Il mesurait un mètre quatre-vingt-dix, sa stature était impressionnante. Quand il entrait dans une pièce les gens se taisaient. Il était d’une beauté à tomber à la renverse, avec de grands yeux bleus magnifiques. Il existe une photo de lui où on le voit sortir de l’eau… Il avait tout de la star de cinéma. Vian, c’était Gary Cooper.

Il a d’ailleurs fait l’acteur…

Des apparitions seulement. De la même façon qu’il n’était pas très à l’aise sur scène, il ne l’était pas non plus face à une caméra. Il était malade de trac. L’idée de se mettre en scène l’insupportait.

Comment en êtes-vous venu à tourner une fiction sur sa vie ?

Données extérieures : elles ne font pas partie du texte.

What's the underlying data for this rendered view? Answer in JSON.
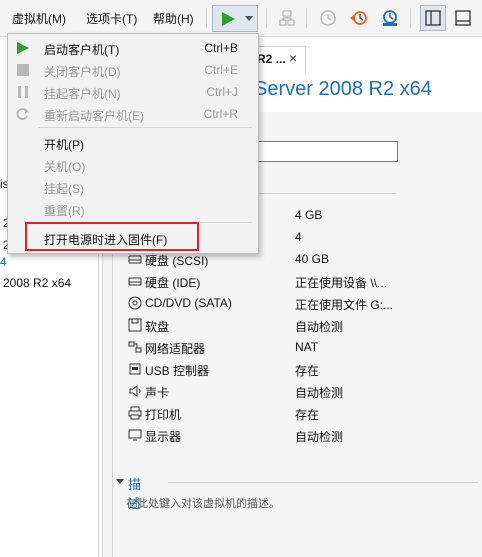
{
  "menubar": {
    "vm_menu": "虚拟机(M)",
    "tabs_menu": "选项卡(T)",
    "help_menu": "帮助(H)"
  },
  "library": {
    "fragments": [
      "is",
      "2",
      "2",
      "4",
      "2008 R2 x64"
    ]
  },
  "tab": {
    "label_fragment": "R2 ...",
    "close": "×"
  },
  "vm": {
    "title_fragment": "Server 2008 R2 x64"
  },
  "devices": [
    {
      "name": "",
      "value": "4 GB",
      "icon": "memory-icon"
    },
    {
      "name": "",
      "value": "4",
      "icon": "processor-icon"
    },
    {
      "name": "硬盘 (SCSI)",
      "value": "40 GB",
      "icon": "hard-disk-icon"
    },
    {
      "name": "硬盘 (IDE)",
      "value": "正在使用设备 \\\\...",
      "icon": "hard-disk-icon"
    },
    {
      "name": "CD/DVD (SATA)",
      "value": "正在使用文件 G:...",
      "icon": "cd-dvd-icon"
    },
    {
      "name": "软盘",
      "value": "自动检测",
      "icon": "floppy-icon"
    },
    {
      "name": "网络适配器",
      "value": "NAT",
      "icon": "network-adapter-icon"
    },
    {
      "name": "USB 控制器",
      "value": "存在",
      "icon": "usb-icon"
    },
    {
      "name": "声卡",
      "value": "自动检测",
      "icon": "sound-card-icon"
    },
    {
      "name": "打印机",
      "value": "存在",
      "icon": "printer-icon"
    },
    {
      "name": "显示器",
      "value": "自动检测",
      "icon": "display-icon"
    }
  ],
  "description": {
    "title": "描述",
    "placeholder": "在此处键入对该虚拟机的描述。"
  },
  "power_menu": {
    "items": [
      {
        "label": "启动客户机(T)",
        "shortcut": "Ctrl+B",
        "enabled": true,
        "icon": "play-icon"
      },
      {
        "label": "关闭客户机(D)",
        "shortcut": "Ctrl+E",
        "enabled": false,
        "icon": "stop-icon"
      },
      {
        "label": "挂起客户机(N)",
        "shortcut": "Ctrl+J",
        "enabled": false,
        "icon": "pause-icon"
      },
      {
        "label": "重新启动客户机(E)",
        "shortcut": "Ctrl+R",
        "enabled": false,
        "icon": "restart-icon"
      },
      {
        "label": "开机(P)",
        "shortcut": "",
        "enabled": true,
        "icon": ""
      },
      {
        "label": "关机(O)",
        "shortcut": "",
        "enabled": false,
        "icon": ""
      },
      {
        "label": "挂起(S)",
        "shortcut": "",
        "enabled": false,
        "icon": ""
      },
      {
        "label": "重置(R)",
        "shortcut": "",
        "enabled": false,
        "icon": ""
      },
      {
        "label": "打开电源时进入固件(F)",
        "shortcut": "",
        "enabled": true,
        "icon": ""
      }
    ]
  },
  "colors": {
    "accent_blue": "#1d6fb8",
    "play_green": "#2e9e2e",
    "highlight_red": "#e0202a",
    "snapshot_orange": "#e8641e"
  }
}
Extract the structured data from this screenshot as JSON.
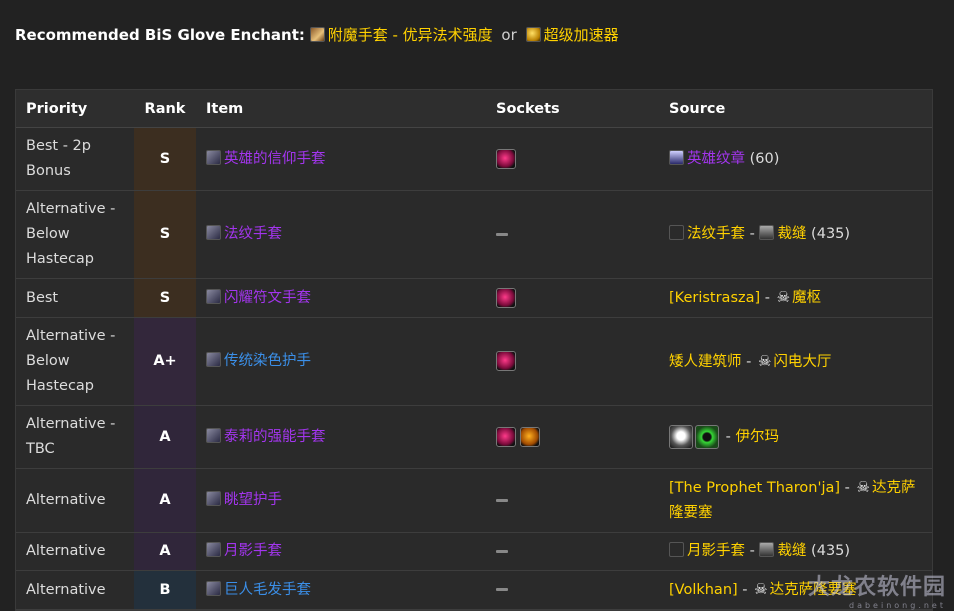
{
  "enchant": {
    "label": "Recommended BiS Glove Enchant",
    "colon": ":",
    "option1": "附魔手套 - 优异法术强度",
    "or": "or",
    "option2": "超级加速器",
    "option1_icon": "scroll-icon",
    "option2_icon": "gear-icon"
  },
  "table": {
    "headers": {
      "priority": "Priority",
      "rank": "Rank",
      "item": "Item",
      "sockets": "Sockets",
      "source": "Source"
    },
    "rows": [
      {
        "priority": "Best - 2p Bonus",
        "rank": "S",
        "item": "英雄的信仰手套",
        "item_color": "#a335ee",
        "sockets": [
          "meta"
        ],
        "source": {
          "icon": "emblem-icon",
          "text": "英雄纹章",
          "suffix": " (60)"
        }
      },
      {
        "priority": "Alternative - Below Hastecap",
        "rank": "S",
        "item": "法纹手套",
        "item_color": "#a335ee",
        "sockets": [],
        "source": {
          "text": "法纹手套",
          "sep": " - ",
          "prof": "裁缝",
          "suffix": " (435)"
        }
      },
      {
        "priority": "Best",
        "rank": "S",
        "item": "闪耀符文手套",
        "item_color": "#a335ee",
        "sockets": [
          "meta"
        ],
        "source": {
          "npc": "[Keristrasza]",
          "sep": " - ",
          "zone": "魔枢"
        }
      },
      {
        "priority": "Alternative - Below Hastecap",
        "rank": "A+",
        "item": "传统染色护手",
        "item_color": "#3b8fe8",
        "sockets": [
          "meta"
        ],
        "source": {
          "npc": "矮人建筑师",
          "sep": " - ",
          "zone": "闪电大厅"
        }
      },
      {
        "priority": "Alternative - TBC",
        "rank": "A",
        "item": "泰莉的强能手套",
        "item_color": "#a335ee",
        "sockets": [
          "meta",
          "orange"
        ],
        "source": {
          "sep": " - ",
          "zone": "伊尔玛"
        }
      },
      {
        "priority": "Alternative",
        "rank": "A",
        "item": "眺望护手",
        "item_color": "#a335ee",
        "sockets": [],
        "source": {
          "npc": "[The Prophet Tharon'ja]",
          "sep": " - ",
          "zone": "达克萨隆要塞"
        }
      },
      {
        "priority": "Alternative",
        "rank": "A",
        "item": "月影手套",
        "item_color": "#a335ee",
        "sockets": [],
        "source": {
          "text": "月影手套",
          "sep": " - ",
          "prof": "裁缝",
          "suffix": " (435)"
        }
      },
      {
        "priority": "Alternative",
        "rank": "B",
        "item": "巨人毛发手套",
        "item_color": "#3b8fe8",
        "sockets": [],
        "source": {
          "npc": "[Volkhan]",
          "sep": " - ",
          "zone": "达克萨隆要塞"
        }
      }
    ]
  },
  "watermark": {
    "main": "大龙农软件园",
    "sub": "dabeinong.net"
  }
}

Didier Vinson a d’abord écrit un scénario d’une vingtaine de pages. Par le biais de la productrice, Florence Laneurie, j’ai été très tôt impliqué dans le projet. Nous avons ainsi avancé en trio durant deux ans. Le film débute avec la fameuse projection de J’irai cracher sur vos tombes où Boris Vian s’écroule. Ensuite, Vian se refait tout le film de sa vie d’artiste, c’est-à-dire depuis l’âge de 24 ans jusqu’à ses 39 ans. Sa vie créatrice a été très brève.

Vous évoquiez tout à l’heure l’audace de l’univers de Boris Vian, comment avez-vous réussi à vous accorder à ce style…

Il est vrai qu’en tant que cinéaste, je fais des films plutôt linéaires et narratifs. Là, je me suis lâché, porté par la figure de Vian. J’ai mélangé animation, fausses archives, fiction pure… Il y a aussi cette idée de rencontre dans la mort entre Boris Vian et son double Vernon Sullivan. Au-delà de toutes ces considérations, il faut avoir de l’humour pour s’attaquer à un tel personnage. Je me sentais modestement légitime. Le premier court métrage que j’ai fait dans le cadre de mes études à l’IDHEC s’appelait : « Fais-moi mal Johnny », titre d’une chanson de Boris Vian dont je m’étais inspiré pour le scénario. Ma passion pour lui remonte à mon adolescence quand nous lisions ses romans en marge du système scolaire où il n’avait pas encore sa place. Ce côté rebelle nous fascinait.